Valeur alimentaire augmentée

En 2016, Jérôme Chaigneau a donc fait toaster son lupin par Pasquier Vgt'al qui dispose d’un toasteur de la marque italienne Mecmar acquis auprès des établissements Hervé (85). Le protéagineux devant être parfaitement propre pour éviter tout risque d’incendie lié aux balles et poussières, alors que le lupin est difficile à désherber, les graines sont d’abord triées et nettoyées, puis laminées pour faciliter le toastage. Le toastage consiste ensuite à faire passer les protéagineux en couche mince sur une grille perforée sous laquelle est insufflé de l’air chauffé à 280 °C. Enfin, les graines sont ventilées pour les refroidir et les assécher avant le stockage.

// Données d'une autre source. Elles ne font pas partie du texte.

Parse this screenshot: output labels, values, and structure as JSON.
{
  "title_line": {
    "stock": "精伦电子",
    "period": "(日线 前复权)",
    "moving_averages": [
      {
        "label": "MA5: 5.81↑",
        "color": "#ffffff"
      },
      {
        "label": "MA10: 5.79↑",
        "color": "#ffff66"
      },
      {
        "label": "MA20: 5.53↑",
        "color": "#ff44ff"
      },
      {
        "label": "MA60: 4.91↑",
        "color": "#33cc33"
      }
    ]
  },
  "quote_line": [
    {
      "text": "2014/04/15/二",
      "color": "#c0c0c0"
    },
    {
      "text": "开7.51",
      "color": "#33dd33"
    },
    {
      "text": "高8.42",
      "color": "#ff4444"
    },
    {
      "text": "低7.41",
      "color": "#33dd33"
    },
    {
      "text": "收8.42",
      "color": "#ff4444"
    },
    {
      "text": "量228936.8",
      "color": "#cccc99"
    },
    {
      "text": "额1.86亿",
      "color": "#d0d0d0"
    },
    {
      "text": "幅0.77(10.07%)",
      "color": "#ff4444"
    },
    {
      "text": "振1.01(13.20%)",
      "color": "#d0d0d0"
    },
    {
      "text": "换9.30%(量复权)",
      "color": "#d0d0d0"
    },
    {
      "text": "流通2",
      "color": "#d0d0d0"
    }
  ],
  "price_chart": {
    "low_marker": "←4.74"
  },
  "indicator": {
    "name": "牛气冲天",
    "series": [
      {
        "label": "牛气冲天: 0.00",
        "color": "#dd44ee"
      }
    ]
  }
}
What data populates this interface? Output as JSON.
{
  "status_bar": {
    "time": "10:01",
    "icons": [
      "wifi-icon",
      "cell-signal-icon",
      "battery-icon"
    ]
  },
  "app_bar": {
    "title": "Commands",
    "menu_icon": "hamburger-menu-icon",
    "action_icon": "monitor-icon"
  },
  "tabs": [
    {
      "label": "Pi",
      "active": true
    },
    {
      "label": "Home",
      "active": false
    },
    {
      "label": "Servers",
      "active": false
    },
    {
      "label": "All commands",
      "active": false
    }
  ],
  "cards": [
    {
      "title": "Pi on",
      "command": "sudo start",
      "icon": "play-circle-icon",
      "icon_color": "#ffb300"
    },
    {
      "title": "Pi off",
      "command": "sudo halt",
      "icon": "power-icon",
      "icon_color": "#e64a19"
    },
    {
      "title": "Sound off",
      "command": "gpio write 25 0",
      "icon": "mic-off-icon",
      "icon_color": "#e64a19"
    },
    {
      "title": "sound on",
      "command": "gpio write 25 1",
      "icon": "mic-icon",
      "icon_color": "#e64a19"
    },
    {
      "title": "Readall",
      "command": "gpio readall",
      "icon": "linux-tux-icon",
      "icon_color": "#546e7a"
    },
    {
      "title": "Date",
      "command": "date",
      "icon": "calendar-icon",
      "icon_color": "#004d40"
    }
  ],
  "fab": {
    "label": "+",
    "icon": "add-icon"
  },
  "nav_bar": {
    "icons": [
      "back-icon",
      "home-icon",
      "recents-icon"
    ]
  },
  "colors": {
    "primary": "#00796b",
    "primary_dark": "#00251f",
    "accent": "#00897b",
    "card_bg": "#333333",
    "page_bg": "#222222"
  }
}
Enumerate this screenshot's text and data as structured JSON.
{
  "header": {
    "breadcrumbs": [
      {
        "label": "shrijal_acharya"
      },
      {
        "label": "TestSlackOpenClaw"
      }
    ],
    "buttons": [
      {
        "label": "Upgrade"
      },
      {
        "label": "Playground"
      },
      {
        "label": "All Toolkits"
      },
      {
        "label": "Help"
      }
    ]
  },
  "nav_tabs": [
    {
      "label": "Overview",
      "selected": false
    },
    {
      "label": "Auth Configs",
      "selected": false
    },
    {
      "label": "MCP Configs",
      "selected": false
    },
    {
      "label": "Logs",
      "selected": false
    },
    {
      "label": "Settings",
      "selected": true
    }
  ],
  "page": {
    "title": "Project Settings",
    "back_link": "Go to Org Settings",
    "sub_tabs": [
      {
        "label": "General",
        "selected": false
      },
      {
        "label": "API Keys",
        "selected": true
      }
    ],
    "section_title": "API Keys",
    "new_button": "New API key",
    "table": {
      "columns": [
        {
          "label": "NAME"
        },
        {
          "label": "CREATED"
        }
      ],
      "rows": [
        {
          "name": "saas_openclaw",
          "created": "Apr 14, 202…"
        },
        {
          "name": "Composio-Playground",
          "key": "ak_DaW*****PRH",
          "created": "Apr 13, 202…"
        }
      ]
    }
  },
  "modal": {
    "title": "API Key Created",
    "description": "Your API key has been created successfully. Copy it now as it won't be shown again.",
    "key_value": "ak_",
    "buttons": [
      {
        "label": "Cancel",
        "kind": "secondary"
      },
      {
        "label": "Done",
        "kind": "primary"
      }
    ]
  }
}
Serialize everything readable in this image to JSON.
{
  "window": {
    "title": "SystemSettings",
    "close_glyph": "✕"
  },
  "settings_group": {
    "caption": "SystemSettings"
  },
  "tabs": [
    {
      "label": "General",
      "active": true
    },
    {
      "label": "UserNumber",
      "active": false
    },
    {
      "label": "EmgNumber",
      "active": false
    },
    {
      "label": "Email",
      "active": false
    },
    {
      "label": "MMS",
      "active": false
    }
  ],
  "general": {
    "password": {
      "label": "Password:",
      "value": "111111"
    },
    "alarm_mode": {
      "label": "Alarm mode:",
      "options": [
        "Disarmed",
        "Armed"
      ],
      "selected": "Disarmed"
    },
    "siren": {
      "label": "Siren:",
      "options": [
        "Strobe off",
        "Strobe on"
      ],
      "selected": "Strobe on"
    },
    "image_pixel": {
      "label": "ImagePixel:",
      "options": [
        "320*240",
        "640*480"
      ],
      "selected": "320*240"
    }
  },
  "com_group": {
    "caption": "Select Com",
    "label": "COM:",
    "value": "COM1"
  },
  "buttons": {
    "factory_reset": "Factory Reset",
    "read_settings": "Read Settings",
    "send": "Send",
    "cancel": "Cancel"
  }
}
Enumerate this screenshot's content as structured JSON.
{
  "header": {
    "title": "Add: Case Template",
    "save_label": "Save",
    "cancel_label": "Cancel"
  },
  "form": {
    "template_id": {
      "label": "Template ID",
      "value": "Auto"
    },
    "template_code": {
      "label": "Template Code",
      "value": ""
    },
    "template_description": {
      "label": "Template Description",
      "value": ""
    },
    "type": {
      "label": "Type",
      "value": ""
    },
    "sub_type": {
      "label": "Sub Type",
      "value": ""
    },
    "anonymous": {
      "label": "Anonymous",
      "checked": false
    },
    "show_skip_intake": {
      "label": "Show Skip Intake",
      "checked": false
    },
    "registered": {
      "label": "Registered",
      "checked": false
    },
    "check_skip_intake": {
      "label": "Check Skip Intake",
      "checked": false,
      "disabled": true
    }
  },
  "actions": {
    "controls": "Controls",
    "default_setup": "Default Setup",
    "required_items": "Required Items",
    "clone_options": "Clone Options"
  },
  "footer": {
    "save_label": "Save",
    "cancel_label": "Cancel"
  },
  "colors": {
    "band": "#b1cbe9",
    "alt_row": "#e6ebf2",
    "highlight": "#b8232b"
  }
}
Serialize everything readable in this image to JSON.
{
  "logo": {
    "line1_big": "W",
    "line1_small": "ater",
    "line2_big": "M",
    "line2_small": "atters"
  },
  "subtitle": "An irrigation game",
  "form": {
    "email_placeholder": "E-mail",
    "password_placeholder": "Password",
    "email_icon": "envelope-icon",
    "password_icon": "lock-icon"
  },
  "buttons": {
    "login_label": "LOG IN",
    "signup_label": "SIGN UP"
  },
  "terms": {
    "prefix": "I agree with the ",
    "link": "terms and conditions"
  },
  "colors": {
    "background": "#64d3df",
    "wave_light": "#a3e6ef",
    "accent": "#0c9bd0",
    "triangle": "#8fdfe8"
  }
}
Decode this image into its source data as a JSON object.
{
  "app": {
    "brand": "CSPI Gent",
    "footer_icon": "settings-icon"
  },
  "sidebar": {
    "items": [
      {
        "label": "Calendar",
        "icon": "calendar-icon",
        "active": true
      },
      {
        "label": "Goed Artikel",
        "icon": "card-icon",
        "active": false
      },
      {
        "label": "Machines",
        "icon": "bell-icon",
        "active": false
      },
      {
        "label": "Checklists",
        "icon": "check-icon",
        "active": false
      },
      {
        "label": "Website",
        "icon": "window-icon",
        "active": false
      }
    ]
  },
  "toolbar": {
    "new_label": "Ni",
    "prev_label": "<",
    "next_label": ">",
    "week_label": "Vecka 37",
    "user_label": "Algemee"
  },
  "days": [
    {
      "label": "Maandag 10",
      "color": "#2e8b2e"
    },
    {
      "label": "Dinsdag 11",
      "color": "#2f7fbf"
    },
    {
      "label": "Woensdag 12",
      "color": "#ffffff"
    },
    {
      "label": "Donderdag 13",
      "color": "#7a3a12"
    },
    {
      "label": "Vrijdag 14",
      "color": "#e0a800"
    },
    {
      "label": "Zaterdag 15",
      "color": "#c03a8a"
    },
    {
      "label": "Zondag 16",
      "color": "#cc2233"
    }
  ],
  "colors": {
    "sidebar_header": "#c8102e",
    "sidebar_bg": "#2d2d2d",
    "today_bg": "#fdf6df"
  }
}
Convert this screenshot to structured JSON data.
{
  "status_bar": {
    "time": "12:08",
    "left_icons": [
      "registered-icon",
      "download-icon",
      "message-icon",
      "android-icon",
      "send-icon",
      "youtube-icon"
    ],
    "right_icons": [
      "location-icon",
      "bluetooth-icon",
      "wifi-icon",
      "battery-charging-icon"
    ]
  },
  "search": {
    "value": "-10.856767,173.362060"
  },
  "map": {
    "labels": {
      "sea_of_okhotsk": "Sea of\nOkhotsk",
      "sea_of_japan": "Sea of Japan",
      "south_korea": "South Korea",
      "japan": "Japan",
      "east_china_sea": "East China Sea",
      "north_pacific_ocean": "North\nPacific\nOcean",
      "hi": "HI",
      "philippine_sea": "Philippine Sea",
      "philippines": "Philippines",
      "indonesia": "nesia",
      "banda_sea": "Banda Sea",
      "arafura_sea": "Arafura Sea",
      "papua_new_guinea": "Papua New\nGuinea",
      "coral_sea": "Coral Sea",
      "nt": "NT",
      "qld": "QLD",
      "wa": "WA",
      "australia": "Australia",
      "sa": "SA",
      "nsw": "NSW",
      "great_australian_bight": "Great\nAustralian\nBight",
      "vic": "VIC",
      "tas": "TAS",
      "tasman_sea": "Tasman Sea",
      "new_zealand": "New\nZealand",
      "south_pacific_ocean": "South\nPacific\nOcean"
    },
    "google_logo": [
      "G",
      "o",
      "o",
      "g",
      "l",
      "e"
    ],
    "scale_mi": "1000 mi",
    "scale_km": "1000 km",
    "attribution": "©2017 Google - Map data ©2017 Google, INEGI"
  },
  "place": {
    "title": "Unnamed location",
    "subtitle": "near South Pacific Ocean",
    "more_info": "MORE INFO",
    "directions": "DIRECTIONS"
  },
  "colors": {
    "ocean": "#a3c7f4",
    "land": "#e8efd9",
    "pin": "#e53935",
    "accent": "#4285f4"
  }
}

En 2016, Jérôme Chaigneau a distribué une ration de concentré constituée de 400 g de triticale, 400 g de maïs grain et 280 g de lupin toasté. La quantité est augmentée progressivement de 150 g avant la mise bas jusqu’à 280 g. Quand les agneaux commencent à manger du granulé, la distribution de lupin est arrêtée. « La valeur alimentaire du lupin est augmentée, constate l’éleveur. Les performances sont identiques avec 280 g de lupin toasté qu’avec 350 g de lupin cru. Au lieu de 12 tonnes par an, je n’ai donc plus besoin que de 8 tonnes. De plus, le lupin toasté se conserve mieux que le lupin cru. Et il n’y a pas d’effet sur la qualité des agneaux. » Pour Jérôme Chaigneau, le coût du tri, du laminage et du toastage s’élève à 75 €/t. « Le gain en quantité couvre largement ce coût. De plus, le lupin est une bonne tête d’assolement. Il donne droit à une prime et permet d’étaler les travaux par rapport au tournesol. Et comme je le sème derrière un blé, je peux faire un couvert en interculture que je fais pâturer par les brebis. »

De multiples intérêts

Le principal intérêt du toastage est qu’il limite la dégradation des protéines dans le rumen, permettant leur assimilation dans l’intestin. Le gain en PDIE et PDIA est important. Un autre intérêt est qu’il détruit les facteurs antinutritionnels des protéagineux, contenus notamment dans le soja. Enfin, en faisant passer les protéagineux de 87 % à 95 % de matière sèche et en éliminant les bactéries et champignons, le toastage améliore leur conservation.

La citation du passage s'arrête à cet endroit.